Protein-coding gene in the species Homo sapiens

Protein phosphatase 1 regulatory subunit 12A is an enzyme that in humans is encoded by the PPP1R12A gene.

Myosin phosphatase target subunit 1, which is also called the myosin-binding subunit of myosin phosphatase, is one of the subunits of myosin phosphatase. Myosin phosphatase regulates the interaction of actin and myosin downstream of the guanosine triphosphatase Rho. The small guanosine triphosphatase Rho is implicated in myosin light chain (MLC) phosphorylation, which results in contraction of smooth muscle and interaction of actin and myosin in nonmuscle cells.
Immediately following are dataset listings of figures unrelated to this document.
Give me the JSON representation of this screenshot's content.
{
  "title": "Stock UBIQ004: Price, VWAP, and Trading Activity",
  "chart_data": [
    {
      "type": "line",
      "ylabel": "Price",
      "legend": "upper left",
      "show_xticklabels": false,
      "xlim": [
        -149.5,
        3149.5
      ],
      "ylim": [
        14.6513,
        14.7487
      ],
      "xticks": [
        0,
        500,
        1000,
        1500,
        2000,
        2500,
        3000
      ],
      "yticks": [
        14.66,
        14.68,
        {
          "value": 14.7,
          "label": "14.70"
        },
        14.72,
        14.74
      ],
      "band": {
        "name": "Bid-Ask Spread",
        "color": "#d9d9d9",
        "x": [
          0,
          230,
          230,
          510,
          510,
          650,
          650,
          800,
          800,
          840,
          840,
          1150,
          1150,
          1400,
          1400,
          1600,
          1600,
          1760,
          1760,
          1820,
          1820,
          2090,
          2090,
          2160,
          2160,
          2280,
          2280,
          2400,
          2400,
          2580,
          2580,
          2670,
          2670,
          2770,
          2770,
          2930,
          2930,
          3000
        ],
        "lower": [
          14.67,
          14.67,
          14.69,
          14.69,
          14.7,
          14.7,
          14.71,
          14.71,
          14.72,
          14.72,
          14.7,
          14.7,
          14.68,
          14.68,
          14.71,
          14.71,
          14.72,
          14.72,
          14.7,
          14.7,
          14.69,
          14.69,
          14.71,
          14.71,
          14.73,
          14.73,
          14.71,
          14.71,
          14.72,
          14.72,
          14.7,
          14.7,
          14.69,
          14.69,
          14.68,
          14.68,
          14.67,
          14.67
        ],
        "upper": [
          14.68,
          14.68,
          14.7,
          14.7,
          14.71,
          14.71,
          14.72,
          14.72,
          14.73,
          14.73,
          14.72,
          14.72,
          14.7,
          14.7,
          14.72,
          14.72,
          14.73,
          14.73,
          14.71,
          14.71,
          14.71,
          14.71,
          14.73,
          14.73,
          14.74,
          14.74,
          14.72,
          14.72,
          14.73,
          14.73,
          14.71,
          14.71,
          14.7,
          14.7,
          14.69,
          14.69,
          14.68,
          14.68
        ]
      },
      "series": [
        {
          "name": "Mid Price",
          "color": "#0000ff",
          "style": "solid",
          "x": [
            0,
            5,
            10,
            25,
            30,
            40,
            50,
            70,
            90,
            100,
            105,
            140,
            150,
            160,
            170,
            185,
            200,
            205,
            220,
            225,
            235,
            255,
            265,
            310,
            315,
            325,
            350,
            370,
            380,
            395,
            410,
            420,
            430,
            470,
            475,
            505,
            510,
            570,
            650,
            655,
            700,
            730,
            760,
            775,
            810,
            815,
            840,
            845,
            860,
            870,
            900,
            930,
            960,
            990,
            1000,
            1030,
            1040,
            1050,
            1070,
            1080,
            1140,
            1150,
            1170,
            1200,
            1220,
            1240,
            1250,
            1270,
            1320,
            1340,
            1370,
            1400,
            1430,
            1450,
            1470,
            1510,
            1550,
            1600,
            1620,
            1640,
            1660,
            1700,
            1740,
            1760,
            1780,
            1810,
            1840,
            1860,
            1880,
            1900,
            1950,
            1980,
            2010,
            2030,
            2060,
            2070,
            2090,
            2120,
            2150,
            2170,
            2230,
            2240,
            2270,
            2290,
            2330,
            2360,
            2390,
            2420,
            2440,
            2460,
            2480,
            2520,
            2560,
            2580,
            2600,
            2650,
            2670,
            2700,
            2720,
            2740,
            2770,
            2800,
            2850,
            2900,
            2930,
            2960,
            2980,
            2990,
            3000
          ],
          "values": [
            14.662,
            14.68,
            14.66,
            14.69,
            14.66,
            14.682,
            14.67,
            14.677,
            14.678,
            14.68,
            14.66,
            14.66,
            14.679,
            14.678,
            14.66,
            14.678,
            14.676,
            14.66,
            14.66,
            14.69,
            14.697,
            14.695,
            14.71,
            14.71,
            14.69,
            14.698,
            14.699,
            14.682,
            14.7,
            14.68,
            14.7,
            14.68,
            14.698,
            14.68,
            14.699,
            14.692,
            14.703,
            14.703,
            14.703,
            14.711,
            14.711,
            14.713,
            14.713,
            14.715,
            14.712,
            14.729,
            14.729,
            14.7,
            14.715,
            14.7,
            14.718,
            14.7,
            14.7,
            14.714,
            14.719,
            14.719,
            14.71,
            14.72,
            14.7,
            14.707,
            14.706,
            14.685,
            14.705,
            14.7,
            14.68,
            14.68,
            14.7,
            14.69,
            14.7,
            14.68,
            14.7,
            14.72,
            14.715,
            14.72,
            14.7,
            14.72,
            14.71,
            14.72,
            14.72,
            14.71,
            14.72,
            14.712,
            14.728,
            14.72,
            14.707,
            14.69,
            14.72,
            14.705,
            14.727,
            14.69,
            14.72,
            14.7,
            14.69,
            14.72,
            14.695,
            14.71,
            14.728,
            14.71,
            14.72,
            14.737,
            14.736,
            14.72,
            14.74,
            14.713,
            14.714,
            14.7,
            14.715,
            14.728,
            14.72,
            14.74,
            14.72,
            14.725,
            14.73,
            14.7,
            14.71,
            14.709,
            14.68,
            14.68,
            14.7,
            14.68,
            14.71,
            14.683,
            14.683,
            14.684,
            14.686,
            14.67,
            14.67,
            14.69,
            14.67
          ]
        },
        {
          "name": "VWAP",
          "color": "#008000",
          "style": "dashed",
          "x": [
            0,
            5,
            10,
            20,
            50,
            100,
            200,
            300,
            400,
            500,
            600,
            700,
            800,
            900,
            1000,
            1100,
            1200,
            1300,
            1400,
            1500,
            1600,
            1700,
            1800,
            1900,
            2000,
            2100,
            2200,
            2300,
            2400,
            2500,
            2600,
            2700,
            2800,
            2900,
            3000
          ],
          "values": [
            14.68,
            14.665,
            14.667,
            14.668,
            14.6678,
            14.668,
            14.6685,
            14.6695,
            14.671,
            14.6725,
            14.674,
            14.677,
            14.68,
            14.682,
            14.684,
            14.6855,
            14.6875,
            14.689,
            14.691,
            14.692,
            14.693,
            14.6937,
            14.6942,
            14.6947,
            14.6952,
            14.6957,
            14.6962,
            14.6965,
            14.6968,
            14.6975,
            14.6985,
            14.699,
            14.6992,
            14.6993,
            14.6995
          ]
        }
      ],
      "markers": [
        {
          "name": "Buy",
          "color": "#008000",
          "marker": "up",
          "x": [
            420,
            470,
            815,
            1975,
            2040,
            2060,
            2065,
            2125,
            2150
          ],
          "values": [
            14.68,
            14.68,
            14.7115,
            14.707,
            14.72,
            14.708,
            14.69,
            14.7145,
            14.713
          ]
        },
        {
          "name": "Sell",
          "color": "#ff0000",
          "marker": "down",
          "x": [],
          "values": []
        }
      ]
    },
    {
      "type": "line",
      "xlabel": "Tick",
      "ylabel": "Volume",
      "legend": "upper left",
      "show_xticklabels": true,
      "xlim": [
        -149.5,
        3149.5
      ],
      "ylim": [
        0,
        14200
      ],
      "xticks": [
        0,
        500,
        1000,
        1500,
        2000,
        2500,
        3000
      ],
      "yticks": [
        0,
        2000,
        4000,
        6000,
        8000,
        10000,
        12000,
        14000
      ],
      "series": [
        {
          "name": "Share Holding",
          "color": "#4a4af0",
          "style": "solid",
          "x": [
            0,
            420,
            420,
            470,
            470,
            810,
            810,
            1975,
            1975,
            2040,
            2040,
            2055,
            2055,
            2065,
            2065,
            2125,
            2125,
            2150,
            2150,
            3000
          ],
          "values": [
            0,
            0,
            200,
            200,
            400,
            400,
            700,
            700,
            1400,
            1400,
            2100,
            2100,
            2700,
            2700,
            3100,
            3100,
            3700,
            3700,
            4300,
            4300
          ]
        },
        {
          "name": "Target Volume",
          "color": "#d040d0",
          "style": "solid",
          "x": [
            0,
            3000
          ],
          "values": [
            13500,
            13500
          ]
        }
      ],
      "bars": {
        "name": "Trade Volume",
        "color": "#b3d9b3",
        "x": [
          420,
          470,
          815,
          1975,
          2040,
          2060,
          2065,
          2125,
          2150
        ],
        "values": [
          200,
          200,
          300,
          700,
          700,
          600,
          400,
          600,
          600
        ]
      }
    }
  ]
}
The guanosine triphosphate (GTP)-bound, active form of RhoA (GTP.RhoA) specifically interacted with the myosin-binding subunit (MBS) of myosin phosphatase, which regulates the extent of phosphorylation of MLC. Rho-associated kinase (Rho-kinase), which is activated by GTP. RhoA, phosphorylated MBS and consequently inactivated myosin phosphatase. Overexpression of RhoA or activated RhoA in NIH 3T3 cells increased phosphorylation of MBS and MLC. Thus, Rho appears to inhibit myosin phosphatase through the action of Rho-kinase.

==Interactions==
PPP1R12A has been shown to interact with Interleukin 16.